One day a plane flew low over the ocean where the fish were wandering, lost as someone without a lantern in a dark forest far from the straight path. One of the passengers noted the pattern of sunlight glinting off the surface of the water. It reminded her of a day she had stood watching a lakeful of fish dancing in joy, though this time the movements were slow, at once more strictly ordered and more chaotic. The airport was near the coast, and after the plane landed she made her way to the shore near where she had seen the fish. Standing on a small bluff she was just able to see the flashes of crimson light as the huge setting sun gazed at her above the mournful dance.

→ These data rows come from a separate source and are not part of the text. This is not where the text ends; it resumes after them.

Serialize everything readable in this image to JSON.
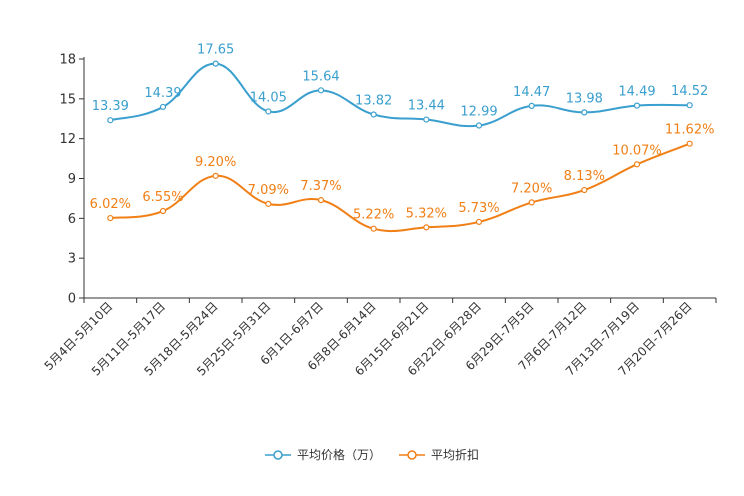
{
  "chart_data": {
    "type": "line",
    "title": "",
    "xlabel": "",
    "ylabel": "",
    "ylim": [
      0,
      18
    ],
    "yticks": [
      0,
      3,
      6,
      9,
      12,
      15,
      18
    ],
    "categories": [
      "5月4日-5月10日",
      "5月11日-5月17日",
      "5月18日-5月24日",
      "5月25日-5月31日",
      "6月1日-6月7日",
      "6月8日-6月14日",
      "6月15日-6月21日",
      "6月22日-6月28日",
      "6月29日-7月5日",
      "7月6日-7月12日",
      "7月13日-7月19日",
      "7月20日-7月26日"
    ],
    "series": [
      {
        "name": "平均价格（万）",
        "color": "#3a9fce",
        "values": [
          13.39,
          14.39,
          17.65,
          14.05,
          15.64,
          13.82,
          13.44,
          12.99,
          14.47,
          13.98,
          14.49,
          14.52
        ],
        "labels": [
          "13.39",
          "14.39",
          "17.65",
          "14.05",
          "15.64",
          "13.82",
          "13.44",
          "12.99",
          "14.47",
          "13.98",
          "14.49",
          "14.52"
        ]
      },
      {
        "name": "平均折扣",
        "color": "#f07f16",
        "values": [
          6.02,
          6.55,
          9.2,
          7.09,
          7.37,
          5.22,
          5.32,
          5.73,
          7.2,
          8.13,
          10.07,
          11.62
        ],
        "labels": [
          "6.02%",
          "6.55%",
          "9.20%",
          "7.09%",
          "7.37%",
          "5.22%",
          "5.32%",
          "5.73%",
          "7.20%",
          "8.13%",
          "10.07%",
          "11.62%"
        ]
      }
    ],
    "legend_position": "bottom-center",
    "grid": false
  }
}
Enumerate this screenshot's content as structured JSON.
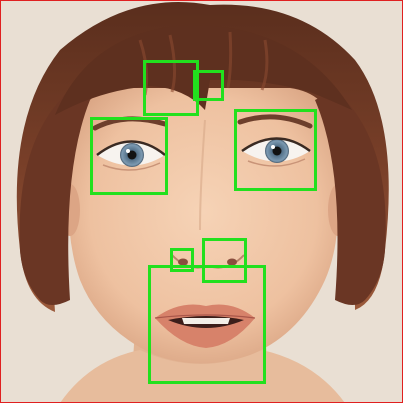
{
  "image": {
    "subject": "portrait-face",
    "colors": {
      "background": "#e9dfd3",
      "hair": "#6e3a26",
      "skin": "#f0c6a6",
      "iris": "#6f8fa8",
      "lips": "#d7826a",
      "annotation_box": "#22e01e",
      "image_border": "#e02020"
    }
  },
  "annotations": [
    {
      "label": "left-brow-region"
    },
    {
      "label": "glabella-small-region"
    },
    {
      "label": "right-eye-region"
    },
    {
      "label": "left-eye-region"
    },
    {
      "label": "left-nostril-region"
    },
    {
      "label": "nose-tip-region"
    },
    {
      "label": "mouth-region"
    }
  ]
}
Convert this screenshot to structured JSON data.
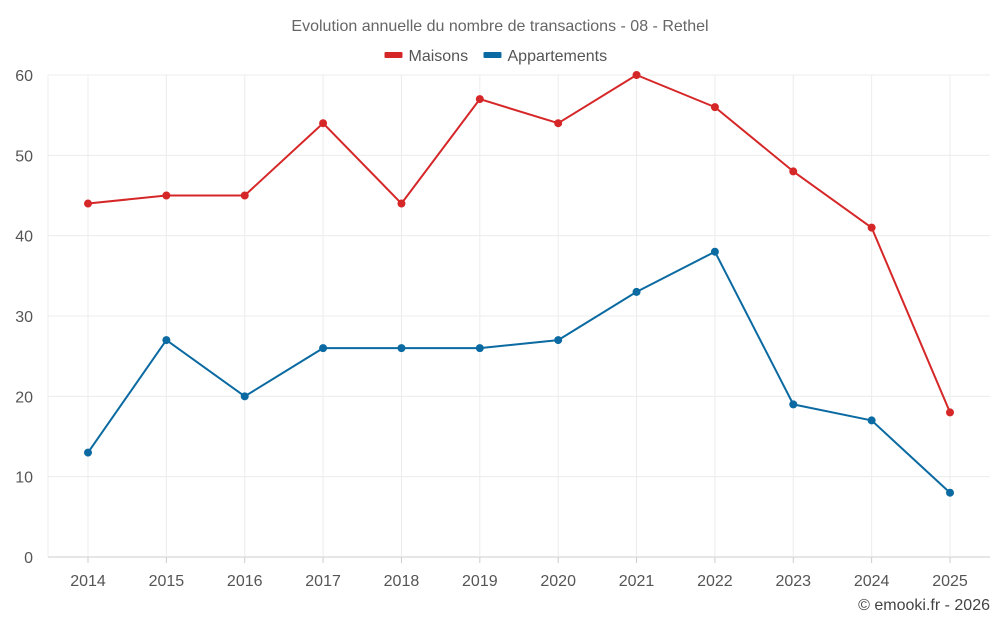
{
  "chart_data": {
    "type": "line",
    "title": "Evolution annuelle du nombre de transactions - 08 - Rethel",
    "categories": [
      "2014",
      "2015",
      "2016",
      "2017",
      "2018",
      "2019",
      "2020",
      "2021",
      "2022",
      "2023",
      "2024",
      "2025"
    ],
    "series": [
      {
        "name": "Maisons",
        "color": "#d62728",
        "values": [
          44,
          45,
          45,
          54,
          44,
          57,
          54,
          60,
          56,
          48,
          41,
          18
        ]
      },
      {
        "name": "Appartements",
        "color": "#0a6aa1",
        "values": [
          13,
          27,
          20,
          26,
          26,
          26,
          27,
          33,
          38,
          19,
          17,
          8
        ]
      }
    ],
    "ylim": [
      0,
      60
    ],
    "yticks": [
      0,
      10,
      20,
      30,
      40,
      50,
      60
    ],
    "xlabel": "",
    "ylabel": "",
    "grid": true,
    "legend": "top-center"
  },
  "credit": "© emooki.fr - 2026"
}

The girl climbed down to the beach. She saw that a sea turtle had just laid its eggs in the sand and was flopping towards the surf. She took a bottle of white-out from her purse and wrote the initial of her first name on the turtle's back; it looked like a hand signing "ok". When the turtle swam by the fish, they followed it, though they didn't know why, and though they were afraid to leave the littoral waters and brave the depths of the sea. And indeed they saw many terrifying things, but the turtle protected them. And after a year it lead them back to the place they had started following it. Standing barefoot with little waves curling around her ankles was a girl. She walked along the beach; the fish, marvelling, followed close behind. The girl walked all night, and as the sun rose, she came upon a river. As the fish breathed in the clean sweet water, they knew they were on the right path to the place they belonged. One of them looked backwards towards the sea, like a shipwrecked sailor might after struggling onto the shore. The girl waded upstream, sometimes having to climb up the riverbank to avoid obstacles, but always returning to guide the fish where they might go astray. At last she stopped and, reaching her hand into the water, gestured upwards. It took the fish a while to understand that she was beckoning them out of the water. They hesitated for a moment, but their long journey had brought them the courage to brave even the empty air. One by one they leapt out of the water onto the muddy shore, wriggled up into wet grass, then gasping slid forward into the cool water of their own lake.

They never saw the girl again, but having come safely home they had no need to. Whether they are still dancing in three-dimensional patterns in that lake, or if they had other adventures, someone else must tell you, but perhaps you will find out for yourself some summer evening, watching the surface of a lake under the light of innumerable stars.